Monday, April 12, 2010

Impromptu (Ex tempore)


Vent

A morning coalescence, abrupt, impromptu. There’s the terrific epigraph William Fuller puts forth in Avoid Activity (Rubba Ducky, 2003), quoting Marsilio Ficino to Francesco Musano: “You asked me yesterday to transcribe for you that maxim of mine that is inscribed around the walls of the Academy. Receive it. ‘All things are directed from goodness to goodness. Rejoice in the present; set no value on property, seek no honours. Avoid excess; avoid activity.

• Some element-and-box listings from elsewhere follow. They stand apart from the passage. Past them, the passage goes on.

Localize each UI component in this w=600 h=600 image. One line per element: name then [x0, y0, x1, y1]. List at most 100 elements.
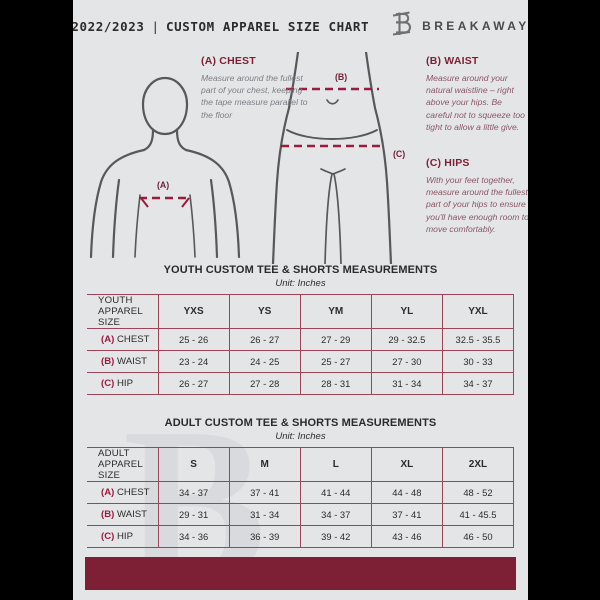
row-mark-c: (C) [101, 531, 115, 542]
row-mark-a: (A) [101, 487, 115, 498]
youth-waist-yxl: 30 - 33 [441, 350, 515, 373]
youth-row-label-hip: (C) HIP [87, 372, 159, 395]
youth-table-unit: Unit: Inches [275, 278, 326, 289]
adult-chest-m: 37 - 41 [228, 481, 301, 504]
youth-waist-yxs: 23 - 24 [157, 350, 230, 373]
adult-chest-s: 34 - 37 [157, 481, 230, 504]
row-name-chest: CHEST [114, 334, 150, 345]
youth-waist-yl: 27 - 30 [370, 350, 443, 373]
adult-header-row: ADULT APPAREL SIZE S M L XL 2XL [87, 447, 515, 482]
table-spacer [73, 395, 528, 417]
page-title: CUSTOM APPAREL SIZE CHART [166, 18, 370, 34]
hips-heading: (C) HIPS [426, 157, 470, 169]
adult-chest-2xl: 48 - 52 [441, 481, 515, 504]
youth-hip-yl: 31 - 34 [370, 372, 443, 395]
page-header: 2022/2023 | CUSTOM APPAREL SIZE CHART [73, 0, 528, 52]
row-mark-a: (A) [101, 334, 115, 345]
table-row: (B) WAIST 29 - 31 31 - 34 34 - 37 37 - 4… [87, 503, 515, 526]
youth-size-header-yxl: YXL [441, 294, 515, 329]
adult-hip-2xl: 46 - 50 [441, 525, 515, 548]
youth-chest-yxs: 25 - 26 [157, 328, 230, 351]
row-name-hip: HIP [114, 378, 133, 389]
row-name-waist: WAIST [114, 356, 148, 367]
hips-marker-label: (C) [393, 149, 406, 159]
youth-chest-ym: 27 - 29 [299, 328, 372, 351]
table-row: (C) HIP 34 - 36 36 - 39 39 - 42 43 - 46 … [87, 525, 515, 548]
hips-description: With your feet together, measure around … [426, 175, 528, 234]
waist-description-block: (B) WAIST Measure around your natural wa… [426, 55, 528, 133]
youth-header-row: YOUTH APPAREL SIZE YXS YS YM YL YXL [87, 294, 515, 329]
adult-hip-s: 34 - 36 [157, 525, 230, 548]
adult-waist-m: 31 - 34 [228, 503, 301, 526]
size-chart-page: B 2022/2023 | CUSTOM APPAREL SIZE CHART [73, 0, 528, 600]
youth-measurements-block: YOUTH CUSTOM TEE & SHORTS MEASUREMENTS U… [87, 264, 515, 395]
chest-marker-label: (A) [157, 180, 170, 190]
youth-size-header-ys: YS [228, 294, 301, 329]
youth-size-label: YOUTH APPAREL SIZE [87, 294, 159, 329]
row-name-chest: CHEST [114, 487, 150, 498]
waist-description: Measure around your natural waistline – … [426, 73, 525, 132]
adult-size-header-xl: XL [370, 447, 443, 482]
youth-chest-ys: 26 - 27 [228, 328, 301, 351]
youth-size-header-yl: YL [370, 294, 443, 329]
table-row: (B) WAIST 23 - 24 24 - 25 25 - 27 27 - 3… [87, 350, 515, 373]
chest-measure-line [139, 196, 191, 208]
adult-size-header-l: L [299, 447, 372, 482]
row-mark-b: (B) [101, 509, 115, 520]
youth-size-header-ym: YM [299, 294, 372, 329]
youth-chest-yl: 29 - 32.5 [370, 328, 443, 351]
youth-size-header-yxs: YXS [157, 294, 230, 329]
adult-row-label-waist: (B) WAIST [87, 503, 159, 526]
header-separator: | [151, 18, 159, 34]
table-row: (C) HIP 26 - 27 27 - 28 28 - 31 31 - 34 … [87, 372, 515, 395]
adult-size-header-m: M [228, 447, 301, 482]
adult-chest-l: 41 - 44 [299, 481, 372, 504]
waist-heading: (B) WAIST [426, 55, 479, 67]
adult-row-label-hip: (C) HIP [87, 525, 159, 548]
brand-name: BREAKAWAY [422, 19, 528, 33]
adult-size-header-s: S [157, 447, 230, 482]
youth-size-table: YOUTH APPAREL SIZE YXS YS YM YL YXL (A) … [87, 294, 515, 395]
youth-waist-ys: 24 - 25 [228, 350, 301, 373]
youth-row-label-chest: (A) CHEST [87, 328, 159, 351]
brand-lockup: BREAKAWAY [391, 10, 528, 42]
chest-description-block: (A) CHEST Measure around the fullest par… [201, 55, 309, 121]
youth-hip-yxs: 26 - 27 [157, 372, 230, 395]
chest-heading: (A) CHEST [201, 55, 256, 67]
youth-chest-yxl: 32.5 - 35.5 [441, 328, 515, 351]
adult-waist-xl: 37 - 41 [370, 503, 443, 526]
adult-waist-2xl: 41 - 45.5 [441, 503, 515, 526]
adult-measurements-block: ADULT CUSTOM TEE & SHORTS MEASUREMENTS U… [87, 417, 515, 548]
adult-hip-xl: 43 - 46 [370, 525, 443, 548]
youth-table-caption: YOUTH CUSTOM TEE & SHORTS MEASUREMENTS [163, 264, 438, 276]
breakaway-b-monogram-icon [391, 10, 413, 42]
adult-size-header-2xl: 2XL [441, 447, 515, 482]
youth-waist-ym: 25 - 27 [299, 350, 372, 373]
row-name-hip: HIP [114, 531, 133, 542]
footer-bar [85, 557, 516, 590]
row-name-waist: WAIST [114, 509, 148, 520]
adult-waist-s: 29 - 31 [157, 503, 230, 526]
youth-row-label-waist: (B) WAIST [87, 350, 159, 373]
body-figures-illustration [89, 52, 393, 264]
adult-hip-m: 36 - 39 [228, 525, 301, 548]
adult-table-caption: ADULT CUSTOM TEE & SHORTS MEASUREMENTS [164, 417, 437, 429]
chest-description: Measure around the fullest part of your … [201, 73, 308, 120]
season-label: 2022/2023 [73, 18, 145, 34]
adult-table-unit: Unit: Inches [275, 431, 326, 442]
youth-hip-yxl: 34 - 37 [441, 372, 515, 395]
row-mark-c: (C) [101, 378, 115, 389]
measurement-diagram: (A) (B) (C) (A) CHEST Measure around the… [83, 52, 528, 264]
waist-marker-label: (B) [335, 72, 348, 82]
table-row: (A) CHEST 25 - 26 26 - 27 27 - 29 29 - 3… [87, 328, 515, 351]
youth-hip-ys: 27 - 28 [228, 372, 301, 395]
table-row: (A) CHEST 34 - 37 37 - 41 41 - 44 44 - 4… [87, 481, 515, 504]
adult-size-label: ADULT APPAREL SIZE [87, 447, 159, 482]
adult-chest-xl: 44 - 48 [370, 481, 443, 504]
row-mark-b: (B) [101, 356, 115, 367]
youth-hip-ym: 28 - 31 [299, 372, 372, 395]
adult-waist-l: 34 - 37 [299, 503, 372, 526]
hips-description-block: (C) HIPS With your feet together, measur… [426, 157, 528, 235]
adult-hip-l: 39 - 42 [299, 525, 372, 548]
adult-size-table: ADULT APPAREL SIZE S M L XL 2XL (A) CHES… [87, 447, 515, 548]
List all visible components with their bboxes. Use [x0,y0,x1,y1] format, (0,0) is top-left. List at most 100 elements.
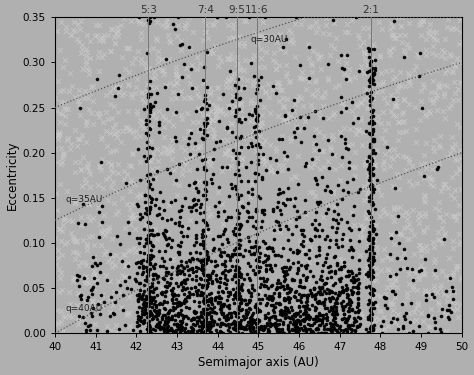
Point [283,223,290,229]
Point [218,321,225,327]
Point [272,300,280,306]
Point [138,89,146,95]
Point [144,300,152,306]
Point [447,53,455,59]
Point [259,209,266,215]
Point [159,144,166,150]
Point [237,274,245,280]
Point [209,156,216,162]
Point [214,209,221,215]
Point [447,102,455,108]
Point [367,181,375,187]
Point [217,320,224,326]
Point [194,66,201,72]
Point [272,252,279,258]
Point [223,315,231,321]
Point [72,28,79,34]
Point [160,207,168,213]
Point [394,213,402,219]
Point [399,301,406,307]
Point [329,304,337,310]
Point [305,259,313,265]
Point [417,267,425,273]
Point [199,217,207,223]
Point [98,230,106,236]
Point [300,311,307,317]
Point [283,305,291,311]
Point [356,238,363,244]
Point [367,158,375,164]
Point [333,300,341,306]
Point [339,306,346,312]
Point [141,199,149,205]
Point [251,30,259,36]
Point [330,254,337,260]
Point [232,263,240,269]
Point [387,47,394,53]
Point [417,32,425,38]
Point [265,94,273,100]
Point [285,298,293,304]
Point [301,310,308,316]
Point [67,141,74,147]
Point [82,176,89,182]
Point [228,184,236,190]
Point [155,319,163,325]
Point [137,314,145,320]
Point [372,65,380,71]
Point [365,237,373,243]
Point [144,323,152,329]
Point [238,156,246,162]
Point [368,182,376,188]
Point [200,80,208,86]
Point [295,283,303,289]
Point [260,104,267,110]
Point [203,106,211,112]
Point [265,296,273,302]
Point [155,322,163,328]
Point [68,83,76,89]
Point [420,245,428,251]
Point [366,141,374,147]
Point [331,268,338,274]
Point [432,95,439,101]
Point [369,218,376,224]
Point [284,294,292,300]
Point [219,330,226,336]
Point [299,227,306,233]
Point [368,258,375,264]
Point [268,268,276,274]
Point [398,111,406,117]
Point [136,293,143,299]
Point [202,248,210,254]
Point [219,330,227,336]
Point [401,316,409,322]
Point [293,125,301,131]
Point [168,137,176,143]
Point [420,173,428,179]
Point [98,167,105,173]
Point [294,330,302,336]
Point [283,70,291,76]
Point [280,321,287,327]
Point [344,322,352,328]
Point [281,314,289,320]
Point [91,285,98,291]
Point [256,195,264,201]
Point [182,156,190,162]
Point [300,303,307,309]
Point [354,314,362,320]
Point [437,188,445,194]
Point [156,319,164,325]
Point [367,288,374,294]
Point [252,219,259,225]
Point [249,186,256,192]
Point [320,281,328,287]
Text: q=30AU: q=30AU [250,35,288,44]
Point [365,262,373,268]
Point [368,65,376,71]
Point [76,292,83,298]
Point [329,190,337,196]
Point [134,292,141,298]
Point [420,84,428,90]
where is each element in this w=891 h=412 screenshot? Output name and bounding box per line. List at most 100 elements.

Rejoice in the present.’” (How different—though one ought admit, there is a difference between discipline and “activity”—is Dahlberg’s claim in the Confessions: “Delay is an impostume in the soul. He who does not whet his will every hour perishes of velleity . . . He who does nothing kills the sprouting bubbling plants; his foot is dead and his neck is froward.”) There’s the fire-up to Roy Fisher’s A Furnace (Oxford University Press, 1986) in that book’s “Preface”: “A Furnace is an engine devised, like a cauldron, or a still, or a blast-furnace, to invoke and assist natural processes of change; to persuade obstinate substances to alter their condition and show relativities which would otherwise remain hidden by their concreteness; its fire is Heraclitean, and will not give off much Gothic smoke.” And there’s the brown creeper I study’d, working an ash in Winnetka, repeatedly spiraling up the trunk, “felicitously probing the interstices,” only to launch itself out in a straight dive toward earth, and, with a floppy recovery, showing its whitish belly, re-attach itself to the trunk and recommence. That’s the very ash I did find myself sitting under—in the middle of writing “The Everyday”—several months back:
An ash in Winnetka, next
To a splay of inky
Caps in the process of
Decomposition, blacking up the grass
With greasy spore-offal. Cutthroat
Teens in SUVs, spawn of
The shitless rich, gun by
Shouting the few obscenities they
Know . . .
Thus a momentary fusing of inimitables calls forth the giddy levity of counter-finger’d time, tumbles into the ditch of its own protean swath (think of how Dahlberg combat’d the tendency of any critical nudge to “embalm the figure in the aural incoherencies of the period and insert him in a historical socket”) . . . Meaning, one supposes, that a strenuously-maintain’d solitude abets a madness akin to timelessness (Roberto Bolaño says, somewhere in Monsieur Pain (New Directions, 2010) that solitude is “perhaps the subtlest or at least the most lucid of the forms that madness can take”). With no exterior “markers,” anamnesis—that simple calling back of “matter” (“obstinate substances,” though they exist only in the banal quivery “chambers” of the brain-box, furtive and undeployable)—becomes a continuum, an unvariegated slurry. Bolaño’s Jack Spicer radio is evident in Monsieur Pain too, who is assail’d by “a private radio station,” who seemingly becomes its sole and “fortuitous receptor”: “The demented radio drama assailing me was no doubt an anticipation of hell: a hell of voices connecting and disconnecting in a buzz of a static . . . forming duos, trios, quartets and entire choruses . . .” End of impromptu. End of probing and jointure. Tomorrow, neck “froward,” another “straight dive toward earth.” Clean, or troubled by “Gothic smoke.”